Protest: SPÖ befürchtet Aus für Lorenz Böhler Spital

SPÖ-Protestaktion vor dem Lorenz Böhler Krankenhaus
SPÖ-Protestaktion vor dem Lorenz Böhler KrankenhausHeute.at
Die Wiener SPÖ sieht Anzeichen, dass das Lorenz Böhler Unfallkrankenhaus totgespart werden soll. Die AUVA dementiert derartige Pläne.

Die Bezirks-SP, sozialdemokratische Gewerkschafter und zahlreiche Privatpersonen – insgesamt etwa 150 Menschen – haben am Mittwoch eine Menschenkette um das Lorenz Böhler Spital in Wien-Brigittenau gebildet. Der Grund für die Protestaktion war, "dass sich in den letzten Wochen die Anzeichen dafür mehren, dass das türkise AUVA-Management den Vertrag mit Wien zur Beibehaltung des Standorts Zug um Zug aushöhlen will", heißt es in einer Aussendung.

Die Demonstranten zogen quasi einen Schutzring um das Krankenhaus. "Die Pläne des AUVA-Managements gefährden nicht nur Arbeitsplätze, sondern würden auch zu einer Reduktion der Beiträge der UnternehmerInnen zur Unfallversicherung führen, wodurch sich wiederum die Situation der ArbeitnehmerInnen verschlechtern würde", so die SPÖ.

"Klares Bekenntnis zum Standort"

Die AUVA dementiert Pläne, den Standort aufzulassen.
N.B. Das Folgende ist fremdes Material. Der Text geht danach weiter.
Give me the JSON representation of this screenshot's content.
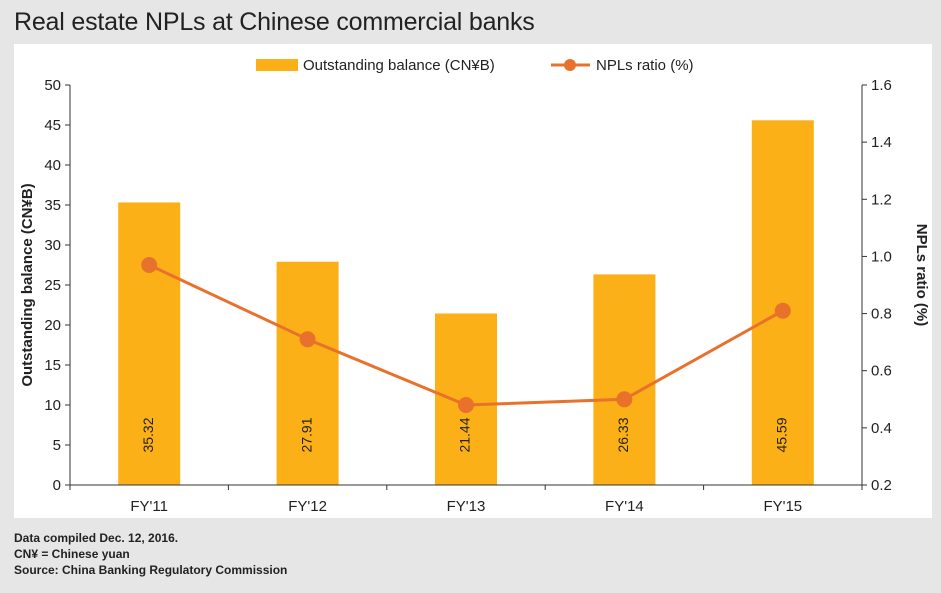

Es gebe "ein klares Bekenntnis zum Standort Lorenz Böhler/Brigittenau des Traumazentrum Wien." In welcher Form er weitergeführt wird, das sei derzeit noch Gegenstand von Verhandlungen mit der Stadt Wien bzw. dem Wiener Gesundheitsverbund. "Fest steht, dass der Standort weiterhin von der Rettung angefahren werden kann, auch können Patientinnen und Patienten dort weiterhin selbst die Ambulanz aufsuchen. Lediglich Polytraumen – also Verletzungsmuster im Bereich mehrerer Körperregionen oder Organsysteme, von denen eine einzelne oder die Kombination mehrerer Verletzungen eine Lebensbedrohung darstellt – werden künftig ausschließlich am Standort Meidling (oder in einem Haus des Wiener Gesundheitsverbundes) behandelt."